Conclusion: The gliomatous focus (frontal) treated with bone marrow-derived MSCs carrying the HSV-TK gene had a different pattern of growth and recurrence compared with the non-treated one (parietal).

Trial registration: IRCT20200502047277N2. Registered 10 May 2020—Retrospectively registered, https://eng.irct.ir/trial/48110.

Introduction

Glioblastoma multiforme (GBM) is the most common type of brain tumor malignancy in adults, and even with the best available therapy, the average survival time is < 12 months (1). The incidence rate of multiple synchronous GBM lesions is between 0.5 and 35%, with an average incidence rate of ~10% (2).

According to prior clinical trials, one of the most widely evaluated and encouraging therapeutic strategies for cancer is suicide gene therapy (3). In previous studies on glioma, the suicide gene therapy using the HSV-tk gene, which phosphorylates nucleoside analogs such as ganciclovir (GCV) to suppress DNA replication of cells, has been frequently investigated (4).

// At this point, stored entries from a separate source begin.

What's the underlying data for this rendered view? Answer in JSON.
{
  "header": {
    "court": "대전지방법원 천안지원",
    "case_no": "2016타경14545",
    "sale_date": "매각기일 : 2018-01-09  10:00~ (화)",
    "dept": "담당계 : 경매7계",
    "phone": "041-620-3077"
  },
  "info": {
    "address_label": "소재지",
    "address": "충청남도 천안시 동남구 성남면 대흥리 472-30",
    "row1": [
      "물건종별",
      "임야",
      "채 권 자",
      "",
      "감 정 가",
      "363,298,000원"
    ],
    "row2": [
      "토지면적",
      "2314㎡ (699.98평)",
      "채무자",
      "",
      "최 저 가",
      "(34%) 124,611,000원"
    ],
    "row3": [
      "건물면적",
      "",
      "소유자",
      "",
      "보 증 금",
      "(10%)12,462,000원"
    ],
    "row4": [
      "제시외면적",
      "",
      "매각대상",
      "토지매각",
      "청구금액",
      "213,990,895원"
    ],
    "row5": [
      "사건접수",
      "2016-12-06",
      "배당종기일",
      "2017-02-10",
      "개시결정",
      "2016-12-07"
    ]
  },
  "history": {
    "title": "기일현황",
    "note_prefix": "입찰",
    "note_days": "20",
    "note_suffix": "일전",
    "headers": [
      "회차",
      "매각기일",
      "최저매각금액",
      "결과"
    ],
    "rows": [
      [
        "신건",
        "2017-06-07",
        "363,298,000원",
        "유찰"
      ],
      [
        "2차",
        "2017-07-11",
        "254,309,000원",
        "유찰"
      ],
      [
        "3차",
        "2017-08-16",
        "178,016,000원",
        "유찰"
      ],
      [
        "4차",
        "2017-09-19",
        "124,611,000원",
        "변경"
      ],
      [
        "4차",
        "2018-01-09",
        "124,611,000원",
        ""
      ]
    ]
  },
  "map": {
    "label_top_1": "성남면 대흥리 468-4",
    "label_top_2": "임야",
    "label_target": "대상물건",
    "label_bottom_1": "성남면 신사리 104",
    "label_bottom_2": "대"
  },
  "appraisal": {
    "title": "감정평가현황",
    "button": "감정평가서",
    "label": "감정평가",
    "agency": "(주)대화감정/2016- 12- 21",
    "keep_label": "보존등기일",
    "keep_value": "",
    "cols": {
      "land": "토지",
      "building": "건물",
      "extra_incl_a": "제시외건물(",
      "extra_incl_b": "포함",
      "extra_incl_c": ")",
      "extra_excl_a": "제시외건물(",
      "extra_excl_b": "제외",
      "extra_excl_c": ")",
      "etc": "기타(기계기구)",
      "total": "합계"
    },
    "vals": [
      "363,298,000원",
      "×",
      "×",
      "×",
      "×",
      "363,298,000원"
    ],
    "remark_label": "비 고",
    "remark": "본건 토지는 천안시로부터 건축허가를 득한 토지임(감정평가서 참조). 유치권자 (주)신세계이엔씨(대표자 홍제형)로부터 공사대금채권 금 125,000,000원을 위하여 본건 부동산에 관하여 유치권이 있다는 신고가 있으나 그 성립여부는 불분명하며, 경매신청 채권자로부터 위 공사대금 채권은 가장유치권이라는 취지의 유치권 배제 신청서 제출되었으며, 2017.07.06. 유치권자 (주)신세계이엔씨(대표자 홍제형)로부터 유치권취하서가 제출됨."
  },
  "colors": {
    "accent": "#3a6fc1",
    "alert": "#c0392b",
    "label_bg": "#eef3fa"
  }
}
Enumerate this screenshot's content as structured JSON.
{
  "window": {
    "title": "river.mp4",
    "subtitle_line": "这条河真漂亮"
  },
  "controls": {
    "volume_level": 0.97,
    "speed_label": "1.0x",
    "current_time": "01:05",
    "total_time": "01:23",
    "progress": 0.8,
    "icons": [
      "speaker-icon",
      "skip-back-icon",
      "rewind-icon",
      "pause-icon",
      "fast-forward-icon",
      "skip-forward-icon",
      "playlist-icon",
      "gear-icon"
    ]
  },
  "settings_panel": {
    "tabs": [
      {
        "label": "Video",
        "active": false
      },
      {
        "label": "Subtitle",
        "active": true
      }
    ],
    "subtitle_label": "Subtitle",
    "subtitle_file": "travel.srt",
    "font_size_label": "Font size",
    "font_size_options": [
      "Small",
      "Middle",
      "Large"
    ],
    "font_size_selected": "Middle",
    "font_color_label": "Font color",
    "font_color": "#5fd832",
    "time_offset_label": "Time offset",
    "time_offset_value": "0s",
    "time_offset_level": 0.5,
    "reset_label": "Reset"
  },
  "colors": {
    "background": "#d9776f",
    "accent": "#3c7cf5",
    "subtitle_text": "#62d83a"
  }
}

Efficient gene delivery to the target cancer cells is one of the significant issues in gene therapy (5). In addition to viral vectors, applying MSCs as gene delivery vehicles is unique in cancer treatment (6). This potential use of MSCs mainly originates from their significant capability to migrate into inflammatory sites and tumor microenvironments. They could also exert antitumor and proapoptotic effects on tumor cells (5). However, some studies have revealed that the immunosuppressive influence of MSCs could lead to cancerous transformation, tumor growth, and metastasis enhancement in experimental models. Owing to these findings, the use of MSCs in cancer has become a matter of debate, indicating the necessity of clinical trials to provide more evidence about their safety and efficacy (6, 7).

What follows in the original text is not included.